Spectral analysis of pair-correlation bandwidth: application to cell biology images

Images from cell biology experiments often indicate the presence of cell clustering, which can provide insight into the mechanisms driving the collective cell behaviour. Pair-correlation functions provide quantitative information about the presence, or absence, of clustering in a spatial distribution of cells. This is because the pair-correlation function describes the ratio of the abundance of pairs of cells, separated by a particular distance, relative to a randomly distributed reference population.
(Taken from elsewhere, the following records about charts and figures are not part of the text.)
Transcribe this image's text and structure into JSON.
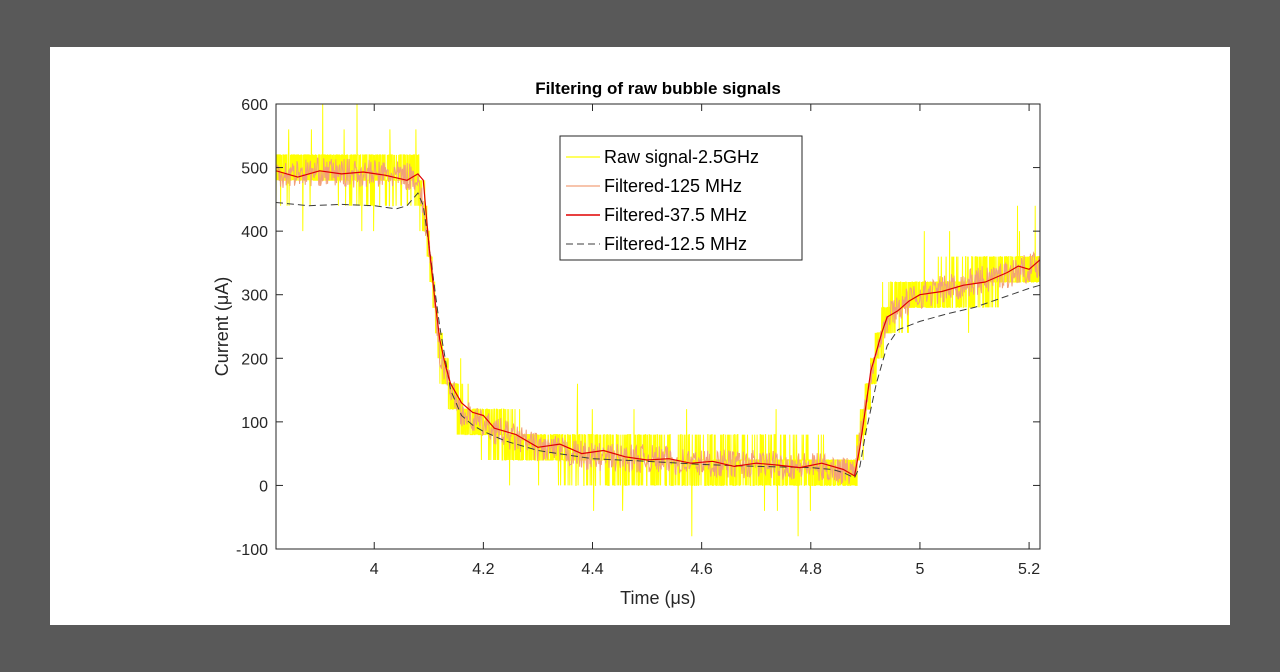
{
  "colors": {
    "background": "#595959",
    "figure": "#ffffff",
    "raw": "#ffff00",
    "f125": "#f2a07a",
    "f375": "#e00000",
    "f125b": "#3c3c3c"
  },
  "chart_data": {
    "type": "line",
    "title": "Filtering of raw bubble signals",
    "xlabel": "Time (μs)",
    "ylabel": "Current (μA)",
    "xlim": [
      3.82,
      5.22
    ],
    "ylim": [
      -100,
      600
    ],
    "xticks": [
      "4",
      "4.2",
      "4.4",
      "4.6",
      "4.8",
      "5",
      "5.2"
    ],
    "xtick_values": [
      4.0,
      4.2,
      4.4,
      4.6,
      4.8,
      5.0,
      5.2
    ],
    "yticks": [
      "-100",
      "0",
      "100",
      "200",
      "300",
      "400",
      "500",
      "600"
    ],
    "ytick_values": [
      -100,
      0,
      100,
      200,
      300,
      400,
      500,
      600
    ],
    "grid": false,
    "legend_position": "top-center",
    "series": [
      {
        "name": "Raw signal-2.5GHz",
        "style": "solid-thin",
        "note_envelope": "quantized 40 μA noise around filtered level",
        "x": [
          3.82,
          3.9,
          4.0,
          4.08,
          4.1,
          4.12,
          4.14,
          4.16,
          4.2,
          4.3,
          4.4,
          4.5,
          4.6,
          4.7,
          4.8,
          4.88,
          4.9,
          4.92,
          4.95,
          5.0,
          5.1,
          5.2,
          5.22
        ],
        "y": [
          490,
          495,
          490,
          485,
          380,
          200,
          150,
          110,
          90,
          60,
          45,
          40,
          35,
          35,
          30,
          20,
          120,
          220,
          280,
          300,
          320,
          340,
          350
        ]
      },
      {
        "name": "Filtered-125 MHz",
        "style": "solid-thin",
        "x": [
          3.82,
          3.9,
          4.0,
          4.08,
          4.1,
          4.12,
          4.14,
          4.16,
          4.2,
          4.3,
          4.4,
          4.5,
          4.6,
          4.7,
          4.8,
          4.88,
          4.9,
          4.92,
          4.95,
          5.0,
          5.1,
          5.2,
          5.22
        ],
        "y": [
          490,
          493,
          490,
          485,
          380,
          210,
          155,
          115,
          95,
          60,
          45,
          42,
          35,
          33,
          30,
          22,
          130,
          220,
          275,
          300,
          320,
          342,
          350
        ]
      },
      {
        "name": "Filtered-37.5 MHz",
        "style": "solid",
        "x": [
          3.82,
          3.86,
          3.9,
          3.94,
          3.98,
          4.02,
          4.06,
          4.08,
          4.09,
          4.1,
          4.11,
          4.12,
          4.13,
          4.14,
          4.15,
          4.16,
          4.18,
          4.2,
          4.22,
          4.26,
          4.3,
          4.34,
          4.38,
          4.42,
          4.46,
          4.5,
          4.54,
          4.58,
          4.62,
          4.66,
          4.7,
          4.74,
          4.78,
          4.82,
          4.86,
          4.88,
          4.89,
          4.9,
          4.91,
          4.92,
          4.93,
          4.94,
          4.96,
          4.98,
          5.0,
          5.04,
          5.08,
          5.12,
          5.16,
          5.18,
          5.2,
          5.22
        ],
        "y": [
          495,
          485,
          495,
          490,
          493,
          488,
          480,
          490,
          480,
          380,
          300,
          230,
          190,
          160,
          145,
          130,
          115,
          110,
          90,
          80,
          60,
          65,
          50,
          55,
          45,
          40,
          42,
          35,
          38,
          30,
          35,
          32,
          28,
          35,
          25,
          15,
          60,
          120,
          180,
          210,
          240,
          265,
          275,
          290,
          300,
          305,
          315,
          320,
          335,
          345,
          340,
          355
        ]
      },
      {
        "name": "Filtered-12.5 MHz",
        "style": "dashed",
        "x": [
          3.82,
          3.88,
          3.94,
          4.0,
          4.04,
          4.06,
          4.08,
          4.09,
          4.1,
          4.12,
          4.14,
          4.16,
          4.18,
          4.2,
          4.24,
          4.3,
          4.4,
          4.5,
          4.6,
          4.7,
          4.8,
          4.84,
          4.86,
          4.88,
          4.89,
          4.9,
          4.92,
          4.94,
          4.96,
          5.0,
          5.05,
          5.1,
          5.15,
          5.2,
          5.22
        ],
        "y": [
          445,
          440,
          442,
          440,
          435,
          440,
          460,
          440,
          380,
          250,
          150,
          110,
          95,
          85,
          70,
          55,
          42,
          38,
          33,
          30,
          28,
          25,
          20,
          12,
          30,
          80,
          160,
          220,
          245,
          258,
          270,
          280,
          295,
          310,
          315
        ]
      }
    ]
  }
}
Pair-correlation functions are often presented as a kernel density estimate where the frequency of pairs of objects are grouped using a particular bandwidth (or bin width), Delta > 0. The choice of bandwidth has a dramatic impact: choosing Delta too large produces a pair-correlation function that contains insufficient information, whereas choosing Delta too small produces a pair-correlation signal dominated by fluctuations. Presently, there is little guidance available regarding how to make an objective choice of Delta. We present a new technique to choose Delta by analysing the power spectrum of the discrete Fourier transform of the pair-correlation function. Using synthetic simulation data, we confirm that our approach allows us to objectively choose Delta such that the appropriately binned pair-correlation function captures known features in uniform and clustered synthetic images. We also apply our technique to images from two different cell biology assays. The first assay corresponds to an approximately uniform distribution of cells, while the second assay involves a time series of images of a cell population which forms aggregates over time. The appropriately binned paircorrelation function allows us to make quantitative inferences about the average aggregate size, as well as quantifying how the average aggregate size changes with time.